Em comunicado, o Ministério da Agricultura, do Desenvolvimento Rural e das Pescas (MADRP) refere que, com o novo RAR, “a duração do contrato de arrendamento pode ir de um ano (arrendamento de campanha) até aos 70 anos (arrendamento florestal), sendo que o mesmo tem de ser obrigatoriamente redigido”.
Para os arrendatários rurais, o contrato de arrendamento poderá incluir aclividades agrícolas, pecuárias, florestais e associadas, podendo abranger os bens imóveis e móveis que as partes entendam e ainda os direitos de produção e de apoios financeiros no âmbito da política agrícola comum.
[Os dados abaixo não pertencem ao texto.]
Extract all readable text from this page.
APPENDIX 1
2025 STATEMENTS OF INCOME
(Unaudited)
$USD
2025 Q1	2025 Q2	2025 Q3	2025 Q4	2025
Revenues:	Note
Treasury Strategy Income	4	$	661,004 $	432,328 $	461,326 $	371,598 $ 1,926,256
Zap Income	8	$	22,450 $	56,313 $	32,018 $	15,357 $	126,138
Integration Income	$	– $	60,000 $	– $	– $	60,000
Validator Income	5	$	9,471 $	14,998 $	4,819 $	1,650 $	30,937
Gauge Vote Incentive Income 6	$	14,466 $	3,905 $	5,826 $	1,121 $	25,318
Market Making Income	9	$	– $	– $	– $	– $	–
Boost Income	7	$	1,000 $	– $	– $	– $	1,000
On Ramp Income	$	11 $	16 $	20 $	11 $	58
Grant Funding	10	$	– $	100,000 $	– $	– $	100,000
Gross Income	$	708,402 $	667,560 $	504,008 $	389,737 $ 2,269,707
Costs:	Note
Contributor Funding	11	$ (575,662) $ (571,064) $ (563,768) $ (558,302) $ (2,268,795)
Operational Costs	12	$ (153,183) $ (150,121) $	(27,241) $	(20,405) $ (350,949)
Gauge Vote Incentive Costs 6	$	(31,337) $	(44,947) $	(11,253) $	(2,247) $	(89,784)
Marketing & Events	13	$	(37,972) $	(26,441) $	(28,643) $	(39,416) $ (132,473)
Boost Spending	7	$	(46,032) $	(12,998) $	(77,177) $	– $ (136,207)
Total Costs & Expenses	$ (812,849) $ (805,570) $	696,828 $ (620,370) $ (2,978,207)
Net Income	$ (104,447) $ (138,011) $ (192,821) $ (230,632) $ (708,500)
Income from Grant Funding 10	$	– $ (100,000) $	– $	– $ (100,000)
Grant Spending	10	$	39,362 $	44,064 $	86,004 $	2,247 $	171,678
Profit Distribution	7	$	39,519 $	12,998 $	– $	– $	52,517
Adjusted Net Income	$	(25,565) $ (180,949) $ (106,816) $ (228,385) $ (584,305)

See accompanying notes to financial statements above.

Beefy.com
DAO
Os arrendatários têm ainda a possibilidade de alteração do valor da renda por ocorrência de circunstâncias imprevisíveis e anormais e, no caso do arrendamento florestal, é mesmo possibilitado que uma parte da renda fique dependente da produtividade do terreno.
Os proprietários também vão usufruir de uma maior flexibilidade. A renda deixará de ser sujeita a limites máximos e poderá, por acordo entre as partes, haver lugar a antecipação das prestações. Em situação de mora, o arrendatário é obrigado a pagar uma indemnização pelas rendas devidas, sendo agilizado o processo de ação de despejo.